The narrator (voiced by William McInnes) tells the story of his larrikin, asthmatic brother. Brother features their parents and the suburban world they live in.

Curator’s notes

Brother completes Adam Elliot’s family trilogy that began with Uncle (1996) and Cousin (1998). The cast of characters in this film is fuller and more animated than the earlier films and the director’s voice more confident as he unfolds his story, capturing us with its humour and pathos.

The boys grow up in the suburbs with Mum, Dad, a pet parrot and neighbours, but nothing else about them is ordinary. Their father, once part of a duo of acrobatic clowns, becomes a paraplegic, then an alcoholic. Their mother sells pies at the football and threatens to send the boys to a boys’ home if they don’t eat the tongue she serves for dinner.

Brother is asthmatic, with one half of his glasses blacked out. Together, the boys have a lot of fun, with Brother always ‘copping it’, even when defending his younger sibling: ‘My brother didn’t look for trouble, it seemed to find him’. Brother, undaunted by his handicaps, wants to be an acrobat like his Dad. But as their neighbour predicts, ‘karma’ catches up with the luckless Brother.

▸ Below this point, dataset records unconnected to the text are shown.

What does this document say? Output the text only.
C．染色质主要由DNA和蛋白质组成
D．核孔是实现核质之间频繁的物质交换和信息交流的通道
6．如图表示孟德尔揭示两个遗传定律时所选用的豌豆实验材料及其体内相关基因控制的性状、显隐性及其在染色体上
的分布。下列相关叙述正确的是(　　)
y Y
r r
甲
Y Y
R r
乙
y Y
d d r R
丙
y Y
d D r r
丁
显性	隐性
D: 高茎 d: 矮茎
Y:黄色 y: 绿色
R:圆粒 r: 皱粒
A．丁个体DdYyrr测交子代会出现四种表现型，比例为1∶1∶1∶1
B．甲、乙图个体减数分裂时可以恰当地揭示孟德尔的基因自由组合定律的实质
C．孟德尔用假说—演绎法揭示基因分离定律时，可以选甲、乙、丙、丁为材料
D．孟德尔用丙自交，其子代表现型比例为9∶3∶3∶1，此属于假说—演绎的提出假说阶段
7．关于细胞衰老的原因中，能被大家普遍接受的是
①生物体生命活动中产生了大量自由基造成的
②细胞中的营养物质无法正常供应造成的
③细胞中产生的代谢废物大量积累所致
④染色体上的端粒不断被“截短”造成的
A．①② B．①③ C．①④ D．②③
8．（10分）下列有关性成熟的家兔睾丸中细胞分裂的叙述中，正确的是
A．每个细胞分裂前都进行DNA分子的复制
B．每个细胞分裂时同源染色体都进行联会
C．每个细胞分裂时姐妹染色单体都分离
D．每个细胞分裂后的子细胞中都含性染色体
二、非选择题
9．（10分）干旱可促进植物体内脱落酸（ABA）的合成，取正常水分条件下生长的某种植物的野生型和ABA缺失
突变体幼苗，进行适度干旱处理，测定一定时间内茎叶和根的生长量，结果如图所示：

Invalid, alcoholic Dad, chain-smoking Mum, purple-haired Ruby, school bully Matthew and the bulbous-headed Mr Stewart, provide a fitting supporting cast for Brother, the asthmatic anti-hero prankster. Elliot engages the audience with humour that is sometimes ‘schoolboy’, but concludes with a scene that is memorable in its compassion.

Like Uncle and Cousin before it, Brother won the AFI Award for Best Animation. It also won the 2000 AFI Award for Non Feature Screenplay. Other prizes include Best Short Film from the Film Critics’ Circle of Australia, a 'Special Distinction for its humour and sensitivity’ at the Annecy International Animation Festival, Best Australian Animation at the 2000 ATOM Awards, Best Australian Animated Film at the Sydney Film Festival Dendy Awards, and prizes from international festivals including the Aspen International Short Film Festival, Mardi Gras Film Festival and Flickerfest International Film Festival. Brother screened on SBS Television.